The HIPAA Breach Notification Rule applies to unsecured PHI. This refers to PHI that’s not already secured by some form of approved encryption. But what if the PHI was already encrypted and the ransomware applied secondary encryption? It seems as if this scenario would mean that the entity attacked would not be required to conduct a risk assessment to determine low probability and that there would be no need for a breach notification. However, according to HHS, this would be “a fact-specific determination”. Presumably, that determination would weigh heavily on the specific method of encryption used, and if it abides by the HHS Guidance to Render Unsecured Protected Health Information Unusable, Unreadable, or Indecipherable to Unauthorized Individuals.

Best practices to avoid ransomware attacks in healthcare

In spite of the growing threat of cyber attacks, there are a number of proactive steps that a healthcare business can take to improve security, decrease potential vulnerabilities, and recognize a ransomware threat.

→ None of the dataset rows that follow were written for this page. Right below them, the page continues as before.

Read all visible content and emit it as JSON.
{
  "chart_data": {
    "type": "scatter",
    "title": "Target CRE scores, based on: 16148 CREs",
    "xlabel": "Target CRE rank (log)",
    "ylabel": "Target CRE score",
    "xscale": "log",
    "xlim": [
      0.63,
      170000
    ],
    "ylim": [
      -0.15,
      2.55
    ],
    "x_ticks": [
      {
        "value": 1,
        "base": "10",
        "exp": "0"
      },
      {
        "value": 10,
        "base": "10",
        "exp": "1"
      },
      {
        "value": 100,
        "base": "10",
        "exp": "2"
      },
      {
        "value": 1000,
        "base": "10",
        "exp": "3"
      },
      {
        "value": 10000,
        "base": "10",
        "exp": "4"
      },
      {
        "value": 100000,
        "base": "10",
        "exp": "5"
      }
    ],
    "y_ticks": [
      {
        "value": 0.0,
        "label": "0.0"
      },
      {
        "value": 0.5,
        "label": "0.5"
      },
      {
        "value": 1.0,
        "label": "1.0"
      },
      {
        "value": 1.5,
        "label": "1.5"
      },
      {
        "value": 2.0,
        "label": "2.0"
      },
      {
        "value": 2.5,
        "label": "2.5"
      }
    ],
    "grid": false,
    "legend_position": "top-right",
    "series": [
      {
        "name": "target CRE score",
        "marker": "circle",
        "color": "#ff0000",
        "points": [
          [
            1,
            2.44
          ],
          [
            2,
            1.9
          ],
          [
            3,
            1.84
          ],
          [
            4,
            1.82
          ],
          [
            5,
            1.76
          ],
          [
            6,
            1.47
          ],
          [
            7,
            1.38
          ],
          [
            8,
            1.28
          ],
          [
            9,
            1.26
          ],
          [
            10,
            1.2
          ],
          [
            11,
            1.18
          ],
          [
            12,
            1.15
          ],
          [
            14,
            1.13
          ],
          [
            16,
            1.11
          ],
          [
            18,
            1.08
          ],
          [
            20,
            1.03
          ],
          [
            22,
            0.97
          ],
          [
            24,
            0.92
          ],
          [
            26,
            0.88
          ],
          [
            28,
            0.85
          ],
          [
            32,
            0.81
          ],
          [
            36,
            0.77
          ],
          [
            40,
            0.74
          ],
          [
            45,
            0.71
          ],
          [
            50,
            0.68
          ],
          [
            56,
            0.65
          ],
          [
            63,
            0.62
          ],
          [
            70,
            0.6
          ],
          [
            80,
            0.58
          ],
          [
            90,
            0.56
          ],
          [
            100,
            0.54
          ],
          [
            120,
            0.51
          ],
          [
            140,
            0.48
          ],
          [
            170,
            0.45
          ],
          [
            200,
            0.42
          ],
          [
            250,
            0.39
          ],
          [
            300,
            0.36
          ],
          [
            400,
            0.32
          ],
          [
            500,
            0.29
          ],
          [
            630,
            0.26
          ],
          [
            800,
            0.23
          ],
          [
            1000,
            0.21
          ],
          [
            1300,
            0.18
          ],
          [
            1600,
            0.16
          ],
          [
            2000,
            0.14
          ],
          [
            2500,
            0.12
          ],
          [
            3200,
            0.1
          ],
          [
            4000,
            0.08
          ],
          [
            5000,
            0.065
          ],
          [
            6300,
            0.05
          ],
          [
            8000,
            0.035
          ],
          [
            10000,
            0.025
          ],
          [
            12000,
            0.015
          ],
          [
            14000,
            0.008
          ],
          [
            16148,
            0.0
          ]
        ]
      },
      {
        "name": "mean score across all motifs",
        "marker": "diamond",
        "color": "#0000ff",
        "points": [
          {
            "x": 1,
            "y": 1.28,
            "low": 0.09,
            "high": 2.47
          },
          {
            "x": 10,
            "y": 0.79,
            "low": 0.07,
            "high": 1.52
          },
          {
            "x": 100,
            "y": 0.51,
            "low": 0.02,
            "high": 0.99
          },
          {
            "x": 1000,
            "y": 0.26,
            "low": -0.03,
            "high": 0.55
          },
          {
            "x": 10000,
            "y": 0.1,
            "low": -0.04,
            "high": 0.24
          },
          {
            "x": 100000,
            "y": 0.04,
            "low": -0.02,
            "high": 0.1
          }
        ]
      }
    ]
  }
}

Consider the following …

  • Implement antivirus and security software that includes intrusion detection
  • Require strong passwords, and that passwords be changed on a preset schedule
  • Regularly backup important files onto separate, secure networks
  • Block suspicious emails and websites
  • Keep critical medical devices separated from the larger network by digital firewalls
  • Utilize two-factor authentication (2FA) when possible
  • Prohibit the use of unsecured or public Wi-Fi networks
  • Disable RDP ports not in use by the network administrator
  • Establish processes to monitor logs regularly for suspicious activities
  • Ensure that all software is up to date with the most current patches

A ransomware event that results in a data breach is far more likely to happen when staff attitudes about security measures are lax. Covered entities that keep all team members aware and diligent have won half the battle. Consequently, ensuring that all staff is trained upon hire and annually thereafter on general technical safeguards and cybersecurity best practices should be a key component of any HIPAA compliance plan.